The words hit me hard, like something knocking the air out of my chest. I stared at him, searching his face for anything, any sign this was just another lie, another game.
But his eyes didn’t shift. He didn’t look away. And somehow, that scared me more than if he had.
Sophia’s eyes widened. “Wait. What?”
But I couldn’t respond. My mind spun. Pierce wasn’t just targeting me. He was using me as a weapon. To break Daniel.
If Daniel was telling the truth… then Pierce wouldn’t stop until one of us shattered.
The officer interrupted, stepping back inside. “Ma’am, we’ll need you to come down to the station later to file a formal report.”
I nodded numbly.
As he left again, Sophia turned to me, panic sharp in her eyes. “Jane, this is insane.
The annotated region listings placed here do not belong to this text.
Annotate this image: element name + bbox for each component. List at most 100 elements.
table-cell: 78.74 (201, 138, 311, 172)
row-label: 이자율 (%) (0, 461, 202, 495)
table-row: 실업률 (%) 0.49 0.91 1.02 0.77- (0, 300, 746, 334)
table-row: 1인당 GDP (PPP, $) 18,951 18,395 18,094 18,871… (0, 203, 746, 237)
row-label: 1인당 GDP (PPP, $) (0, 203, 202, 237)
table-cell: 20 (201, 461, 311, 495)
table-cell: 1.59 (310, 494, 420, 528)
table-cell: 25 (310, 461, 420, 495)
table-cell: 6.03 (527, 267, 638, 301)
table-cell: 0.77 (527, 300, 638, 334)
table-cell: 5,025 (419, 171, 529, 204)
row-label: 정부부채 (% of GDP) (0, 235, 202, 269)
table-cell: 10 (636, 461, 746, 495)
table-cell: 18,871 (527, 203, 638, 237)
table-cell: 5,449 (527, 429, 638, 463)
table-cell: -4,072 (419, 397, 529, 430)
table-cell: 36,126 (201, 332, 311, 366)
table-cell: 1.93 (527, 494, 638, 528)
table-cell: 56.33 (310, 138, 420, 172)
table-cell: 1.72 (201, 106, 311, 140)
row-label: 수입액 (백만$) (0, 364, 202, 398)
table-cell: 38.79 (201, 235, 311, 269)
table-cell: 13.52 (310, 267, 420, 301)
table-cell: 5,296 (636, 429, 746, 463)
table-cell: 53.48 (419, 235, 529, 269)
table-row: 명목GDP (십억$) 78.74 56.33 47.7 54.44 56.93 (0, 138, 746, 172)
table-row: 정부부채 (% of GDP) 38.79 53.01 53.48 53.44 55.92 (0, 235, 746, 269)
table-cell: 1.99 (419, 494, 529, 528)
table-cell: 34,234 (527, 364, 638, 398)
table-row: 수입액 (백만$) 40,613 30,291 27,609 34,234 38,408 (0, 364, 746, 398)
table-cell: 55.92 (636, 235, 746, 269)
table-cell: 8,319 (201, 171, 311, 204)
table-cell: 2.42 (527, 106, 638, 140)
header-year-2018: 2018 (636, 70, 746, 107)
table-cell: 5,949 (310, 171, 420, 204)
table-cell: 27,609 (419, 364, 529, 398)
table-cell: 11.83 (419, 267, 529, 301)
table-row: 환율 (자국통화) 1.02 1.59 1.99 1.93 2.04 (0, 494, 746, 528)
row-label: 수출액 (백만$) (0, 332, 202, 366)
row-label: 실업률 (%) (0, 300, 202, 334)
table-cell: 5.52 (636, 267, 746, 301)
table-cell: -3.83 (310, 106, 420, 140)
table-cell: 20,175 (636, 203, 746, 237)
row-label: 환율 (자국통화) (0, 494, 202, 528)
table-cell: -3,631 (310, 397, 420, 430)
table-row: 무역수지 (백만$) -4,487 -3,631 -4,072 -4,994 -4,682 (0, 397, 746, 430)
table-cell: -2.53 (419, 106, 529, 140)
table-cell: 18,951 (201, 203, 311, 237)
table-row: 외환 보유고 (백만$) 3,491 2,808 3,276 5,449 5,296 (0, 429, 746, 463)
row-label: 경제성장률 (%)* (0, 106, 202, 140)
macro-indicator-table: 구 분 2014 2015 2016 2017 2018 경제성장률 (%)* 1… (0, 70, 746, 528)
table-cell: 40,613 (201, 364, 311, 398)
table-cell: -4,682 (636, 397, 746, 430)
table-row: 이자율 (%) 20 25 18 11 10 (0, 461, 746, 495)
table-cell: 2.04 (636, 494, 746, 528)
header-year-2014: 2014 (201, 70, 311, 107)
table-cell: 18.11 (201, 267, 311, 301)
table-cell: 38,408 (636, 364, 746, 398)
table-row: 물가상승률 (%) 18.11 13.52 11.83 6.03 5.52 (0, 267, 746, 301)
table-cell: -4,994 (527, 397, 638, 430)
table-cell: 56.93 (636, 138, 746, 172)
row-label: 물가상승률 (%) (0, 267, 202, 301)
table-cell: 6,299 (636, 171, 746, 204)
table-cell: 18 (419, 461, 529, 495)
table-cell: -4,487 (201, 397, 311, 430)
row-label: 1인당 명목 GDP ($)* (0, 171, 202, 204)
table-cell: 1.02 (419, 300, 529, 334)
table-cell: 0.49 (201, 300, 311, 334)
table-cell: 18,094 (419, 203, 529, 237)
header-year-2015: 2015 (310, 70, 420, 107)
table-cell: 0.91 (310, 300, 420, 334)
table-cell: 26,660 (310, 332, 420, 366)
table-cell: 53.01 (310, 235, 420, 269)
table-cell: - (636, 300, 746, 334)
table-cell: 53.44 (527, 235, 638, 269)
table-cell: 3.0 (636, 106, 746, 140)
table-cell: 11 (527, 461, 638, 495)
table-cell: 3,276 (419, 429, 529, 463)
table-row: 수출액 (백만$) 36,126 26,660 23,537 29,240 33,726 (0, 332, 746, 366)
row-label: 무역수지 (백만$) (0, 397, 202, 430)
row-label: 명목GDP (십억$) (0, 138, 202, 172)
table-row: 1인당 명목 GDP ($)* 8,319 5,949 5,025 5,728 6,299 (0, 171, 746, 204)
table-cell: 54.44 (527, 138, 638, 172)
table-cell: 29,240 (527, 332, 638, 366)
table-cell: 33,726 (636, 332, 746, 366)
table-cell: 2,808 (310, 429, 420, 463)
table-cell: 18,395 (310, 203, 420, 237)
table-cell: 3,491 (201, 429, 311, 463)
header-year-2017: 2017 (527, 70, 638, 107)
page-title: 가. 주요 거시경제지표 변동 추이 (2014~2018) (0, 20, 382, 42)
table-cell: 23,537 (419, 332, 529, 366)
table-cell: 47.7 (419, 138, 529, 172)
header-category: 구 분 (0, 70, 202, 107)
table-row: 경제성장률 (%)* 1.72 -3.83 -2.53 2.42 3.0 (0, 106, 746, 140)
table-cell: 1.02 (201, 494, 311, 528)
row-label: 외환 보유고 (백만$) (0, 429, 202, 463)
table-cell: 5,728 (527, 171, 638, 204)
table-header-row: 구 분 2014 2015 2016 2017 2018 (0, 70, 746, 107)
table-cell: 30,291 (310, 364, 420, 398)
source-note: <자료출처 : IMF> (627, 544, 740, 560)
You need to stay with me until this is over.”
Daniel stepped forward. “No. She’ll be safer with me.”
Sophia snapped her head toward him. “Safer with the guy who clearly brought this nightmare into her life? I don’t think so.”
They glared at each other, and I felt like I was being torn in two.
“Soph—” I began.
But Daniel cut me off, his voice low and urgent. “Jane, listen to me. Pierce won’t stop. He’ll escalate. If you don’t let me protect you, he will win.”
Sophia’s hand tightened around mine. “And what if he’s lying? What if he’s part of this?”
Her words hit too close. A part of me wondered the same thing.
The room swam with tension, their voices overlapping, my heart pounding. And then my phone buzzed.
A text. Unknown number.
I opened it. My blood froze.
A picture.
Dad. In his hospital bed.
The photo was timestamped five minutes ago.
Beneath it, a message: “64 HOURS. TICK TOCK.”
My breath caught. It wasn’t just my nonprofit anymore. It wasn’t even about me.
They were watching my father.
And now, the countdown had swallowed my family whole.